An Accurate Depiction of the Garden of Yasukuni Shrine at the Top of Kudanzaka Slope (Kudanzaka jô Yasukuni jinja teinai shinzu)
by Inoue Yasuji
- Source:
- ukiyo-e.org
Description
An Accurate Depiction of the Garden of Yasukuni Shrine at the Top of Kudanzaka Slope is a panoramic [triptych](/glossary/triptych) by Inoue Yasuji that records the precincts of Yasukuni Jinja above the Kudanzaka slope in Tokyo. Founded in 1869 as Tokyo Shokonsha and renamed Yasukuni in 1879, the shrine was a new institution of the Meiji state, dedicated to the spirits of those who died for the imperial cause; documenting its grounds was therefore a politically resonant act, and the word shinzu (accurate depiction) in the title insists on a documentary mode rather than an idealized one. Inoue Yasuji organizes the composition around the great torii and the broad central avenue, with the shrine's main buildings, lanterns, and visiting crowds arranged in deep perspectival recession typical of his kosen-ga training under Kobayashi Kiyochika. Subtle [bokashi](/glossary/bokashi) work in the sky and the foliage softens the otherwise architectural rigor, aligning the print with the calmer atmospheric mode of his Tokyo Famous Places sheets.

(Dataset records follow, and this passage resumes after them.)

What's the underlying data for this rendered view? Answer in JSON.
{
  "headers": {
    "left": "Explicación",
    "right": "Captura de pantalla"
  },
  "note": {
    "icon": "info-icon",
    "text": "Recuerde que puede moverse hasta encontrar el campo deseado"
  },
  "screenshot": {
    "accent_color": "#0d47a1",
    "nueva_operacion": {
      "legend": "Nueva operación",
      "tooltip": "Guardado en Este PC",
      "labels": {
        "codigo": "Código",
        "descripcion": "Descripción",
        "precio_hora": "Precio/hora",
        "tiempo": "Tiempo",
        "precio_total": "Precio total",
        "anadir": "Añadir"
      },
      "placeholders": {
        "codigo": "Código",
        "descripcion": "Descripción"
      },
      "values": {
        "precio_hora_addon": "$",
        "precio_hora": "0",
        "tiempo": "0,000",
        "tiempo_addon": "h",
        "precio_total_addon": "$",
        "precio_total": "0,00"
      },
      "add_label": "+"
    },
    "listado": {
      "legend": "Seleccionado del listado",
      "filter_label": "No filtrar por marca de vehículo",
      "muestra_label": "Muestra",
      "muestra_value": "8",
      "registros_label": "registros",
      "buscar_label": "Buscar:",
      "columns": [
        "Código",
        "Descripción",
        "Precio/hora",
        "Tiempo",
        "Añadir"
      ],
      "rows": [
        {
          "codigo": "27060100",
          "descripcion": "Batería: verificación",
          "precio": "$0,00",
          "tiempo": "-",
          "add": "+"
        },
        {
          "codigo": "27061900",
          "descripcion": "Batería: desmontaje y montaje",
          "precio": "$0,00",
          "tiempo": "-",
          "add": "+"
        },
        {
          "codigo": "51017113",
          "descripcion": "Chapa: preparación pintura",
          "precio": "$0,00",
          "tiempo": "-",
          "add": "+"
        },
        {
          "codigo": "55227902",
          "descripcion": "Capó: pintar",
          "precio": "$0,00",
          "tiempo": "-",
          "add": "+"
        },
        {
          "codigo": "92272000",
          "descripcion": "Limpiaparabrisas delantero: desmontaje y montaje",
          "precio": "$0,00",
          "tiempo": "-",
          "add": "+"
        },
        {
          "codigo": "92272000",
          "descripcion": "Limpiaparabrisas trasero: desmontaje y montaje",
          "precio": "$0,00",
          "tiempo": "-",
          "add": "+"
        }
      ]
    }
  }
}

The Museum of Fine Arts, Boston preserves this impression, where it is studied as both a Meiji-print cityscape and a visual record of how the new shrine was presented to popular audiences. For researchers tracing Inoue Yasuji's role at the intersection of kosen-ga technique and Meiji civic iconography, the sheet is a key example of how he could place a freshly invented sacred space inside the established meisho tradition without sacrificing topographical clarity.